Yep...me too. Hodgdon themselves. As for the discrepancies shown from Hornady and other manuals and the big differences between start and max loads between some manuals, it's clear that powder testing is not a perfect science. Otherwise every manual's recipe would be exactly the same. This is not any different than other powders and the discrepancies shown between manuals on them, nor is it any different than the discrepancies shown in manuals between W231 and HP38, which Hodgdon has also told me, are the exact same powders.
 
This is not any different than other powders and the discrepancies shown between manuals

Except for the page shown in post 16 where they used the same case, primer, firearm, dimensions etc and still would up with 1.9 grains different powder charges between "the same" powder and both reached 1500 fps.

It's not like they used a 4" revolver vs a 14" contender or some other large variable.
 
Except for the page shown in post 16 where they used the same case, primer, firearm, dimensions etc and still would up with 1.9 grains different powder charges between "the same" powder and both reached 1500 fps.

It's not like they used a 4" revolver vs a 14" contender or some other large variable.

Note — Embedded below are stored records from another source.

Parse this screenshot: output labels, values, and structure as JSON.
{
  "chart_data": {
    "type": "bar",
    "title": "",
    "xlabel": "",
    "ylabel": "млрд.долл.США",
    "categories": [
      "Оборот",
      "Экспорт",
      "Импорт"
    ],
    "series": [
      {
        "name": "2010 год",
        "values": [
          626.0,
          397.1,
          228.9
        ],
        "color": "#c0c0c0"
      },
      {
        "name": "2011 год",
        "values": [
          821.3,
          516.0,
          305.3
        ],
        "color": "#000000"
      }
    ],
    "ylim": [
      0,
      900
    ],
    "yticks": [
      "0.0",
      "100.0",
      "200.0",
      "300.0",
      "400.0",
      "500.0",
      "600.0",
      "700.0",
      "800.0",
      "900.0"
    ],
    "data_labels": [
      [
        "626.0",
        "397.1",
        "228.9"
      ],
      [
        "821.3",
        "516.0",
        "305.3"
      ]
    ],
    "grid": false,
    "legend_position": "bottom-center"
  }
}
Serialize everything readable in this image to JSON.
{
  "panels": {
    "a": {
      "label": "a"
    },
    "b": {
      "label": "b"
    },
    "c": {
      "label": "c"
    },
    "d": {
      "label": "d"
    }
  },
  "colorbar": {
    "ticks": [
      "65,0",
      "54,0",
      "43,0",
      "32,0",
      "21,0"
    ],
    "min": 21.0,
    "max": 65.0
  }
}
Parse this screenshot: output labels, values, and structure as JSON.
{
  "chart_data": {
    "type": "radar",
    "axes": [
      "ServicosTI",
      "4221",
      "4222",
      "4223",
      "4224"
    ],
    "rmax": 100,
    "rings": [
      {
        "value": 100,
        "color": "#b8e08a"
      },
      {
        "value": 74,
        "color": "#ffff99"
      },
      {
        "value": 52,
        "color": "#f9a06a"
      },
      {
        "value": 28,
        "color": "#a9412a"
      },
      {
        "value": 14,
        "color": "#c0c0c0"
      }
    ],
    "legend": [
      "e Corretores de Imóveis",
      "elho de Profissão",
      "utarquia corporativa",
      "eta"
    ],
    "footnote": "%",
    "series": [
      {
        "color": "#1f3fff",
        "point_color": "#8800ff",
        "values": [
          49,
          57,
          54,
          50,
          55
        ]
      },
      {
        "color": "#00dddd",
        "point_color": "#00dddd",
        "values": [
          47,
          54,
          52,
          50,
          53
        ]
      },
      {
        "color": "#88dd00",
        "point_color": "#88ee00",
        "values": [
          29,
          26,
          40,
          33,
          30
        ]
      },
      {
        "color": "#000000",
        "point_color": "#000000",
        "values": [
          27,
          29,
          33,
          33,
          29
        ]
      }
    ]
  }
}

This is what I meant about load testing not being an exact science. If it was exact, there would not be any discrepancies. Even tho manuals are reprinted and updated regularly, I doubt that all loads are retested beforehand. Some manuals like Lee don't even test their published loads, only reprinting what others have done. Then there is the difference from lot #s, difference in ambient temps and humidity, etc. Again, the difference in published loads between H110 and W296 in the same manual is not any more than those differences between just H110 between different load manuals. This variance(especially between H110/W296) has been discussed regularly here and on every other gun/reloading forum for years. It is not a new phenomenon, and yet, even tho Hodgdon themselves claims the two are the exact same powder, there are those folks that try and use those variances as some kind of proof they are not.
 
there are those folks that try and use those variances as some kind of proof they are not

I was thinking it was some kind of proof that the contents of some reloading manuals, we are supposed to follow, contain questionable information.

Per the example in the OP, if someone came in here and said:
"My manual lists a max charge of 29.2 of W296 and I have worked my way up to that charge, now I am going to keep on going until I get to 2.3 grains over the max load, what do you think?"

Most would advise against but not the book above, as H110 and W296 are the same powder.